Apakah burung garuda nyata? Apakah ia sebuah abstraksi, karya imaginer penciptanya? Siapa nama pencipta lambang kerajaan Sintang (Orang Dayak tentunya)? Bagaimana Sultan Hamid II mengambil lambang kerajaan Sintang sebagai master (model) lambang negara Indonesia? Bagaimana proses menjadinya? 

Pertanyaan di atas, semacam “pertanyaan penelitian”. Yang akan Anda, Pembaca, temukan jawabannya dalam seluruh narasi di Web ini.

Awal mula burung garuda, kiranya lambang kerajaan Sintang, Kalimantan Barat, dapat dijadikan tonggak sejarah.
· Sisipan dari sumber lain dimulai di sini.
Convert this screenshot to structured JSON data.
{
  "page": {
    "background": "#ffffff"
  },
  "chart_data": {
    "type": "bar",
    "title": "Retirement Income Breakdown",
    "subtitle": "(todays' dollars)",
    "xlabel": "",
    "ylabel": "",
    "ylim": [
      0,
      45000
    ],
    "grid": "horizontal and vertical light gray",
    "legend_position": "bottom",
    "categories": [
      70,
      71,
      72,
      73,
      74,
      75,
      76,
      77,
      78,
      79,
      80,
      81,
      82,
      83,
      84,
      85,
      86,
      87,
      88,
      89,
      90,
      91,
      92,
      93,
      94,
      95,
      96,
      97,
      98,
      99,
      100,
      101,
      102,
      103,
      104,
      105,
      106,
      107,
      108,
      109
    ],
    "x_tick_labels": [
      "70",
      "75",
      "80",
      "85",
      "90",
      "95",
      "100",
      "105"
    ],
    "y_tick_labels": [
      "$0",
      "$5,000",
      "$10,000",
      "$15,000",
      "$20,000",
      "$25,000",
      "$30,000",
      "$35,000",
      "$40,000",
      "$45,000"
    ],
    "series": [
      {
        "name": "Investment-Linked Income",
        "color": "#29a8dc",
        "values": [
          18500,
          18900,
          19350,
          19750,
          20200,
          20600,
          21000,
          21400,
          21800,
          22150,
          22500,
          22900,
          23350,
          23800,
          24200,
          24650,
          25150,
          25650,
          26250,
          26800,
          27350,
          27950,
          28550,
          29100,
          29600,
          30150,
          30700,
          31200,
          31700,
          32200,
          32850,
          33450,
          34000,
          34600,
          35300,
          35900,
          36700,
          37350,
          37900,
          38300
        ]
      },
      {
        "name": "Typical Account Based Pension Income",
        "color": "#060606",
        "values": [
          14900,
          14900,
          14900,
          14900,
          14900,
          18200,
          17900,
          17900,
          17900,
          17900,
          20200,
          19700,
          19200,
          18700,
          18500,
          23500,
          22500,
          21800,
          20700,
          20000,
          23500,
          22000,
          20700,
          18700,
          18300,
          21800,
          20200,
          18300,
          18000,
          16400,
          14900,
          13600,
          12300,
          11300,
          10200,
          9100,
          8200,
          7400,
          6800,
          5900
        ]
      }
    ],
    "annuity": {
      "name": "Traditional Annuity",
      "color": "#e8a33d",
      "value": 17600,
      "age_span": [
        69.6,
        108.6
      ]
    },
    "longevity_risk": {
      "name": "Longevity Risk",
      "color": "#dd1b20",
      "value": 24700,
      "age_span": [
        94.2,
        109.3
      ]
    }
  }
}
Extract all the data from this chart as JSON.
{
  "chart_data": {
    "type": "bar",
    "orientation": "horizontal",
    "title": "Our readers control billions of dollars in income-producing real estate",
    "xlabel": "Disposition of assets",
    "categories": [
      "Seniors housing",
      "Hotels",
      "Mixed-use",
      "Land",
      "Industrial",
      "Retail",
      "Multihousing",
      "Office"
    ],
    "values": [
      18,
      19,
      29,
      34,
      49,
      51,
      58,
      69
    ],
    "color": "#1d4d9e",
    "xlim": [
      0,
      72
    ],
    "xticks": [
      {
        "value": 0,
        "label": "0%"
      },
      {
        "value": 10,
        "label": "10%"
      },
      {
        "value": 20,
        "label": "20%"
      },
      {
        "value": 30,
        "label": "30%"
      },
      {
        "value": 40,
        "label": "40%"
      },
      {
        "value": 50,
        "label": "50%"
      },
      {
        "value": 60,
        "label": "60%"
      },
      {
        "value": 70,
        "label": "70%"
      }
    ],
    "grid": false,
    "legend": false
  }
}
Untuk menarik ke belakang dan ke mukanya.

Baiklah kita mulai narasi dari kerajaan Sintang ke horizon belakang. Narasi, yang menjadi latar burung garuda, simbol kerajaan Sintang, termaktub dalam novel sejarah Ngayau (2014) berikut ini.

18. Perangkap Majapahit

PUTRI jelita, cekat, lincah, dan sedikit picik itu Dara Juanti.
Pernah masuk perangkap ikan, membuat Dara Juanti dapat bertahan, sekaligus awas di air. Karena itu, ia mengemban misi mencari putra mahkota bernama Demong Nutup bergelar Abang Jubair yang telah lama berlayar ke tanah Jawa, sampai ketemu. Kemudian, membawanya dalam keadaan segar bugar kembali ke kerajaan Sintang.

Sudah tujuh purnama Demong Nutup tak ada berita. Kabar burung dari para prajurit yang pulang kembali ke kerajaan menyebutkan bahwa Demong Nutup tidak lama setelah berlabuh, ditawan oleh pasukan Majapahit.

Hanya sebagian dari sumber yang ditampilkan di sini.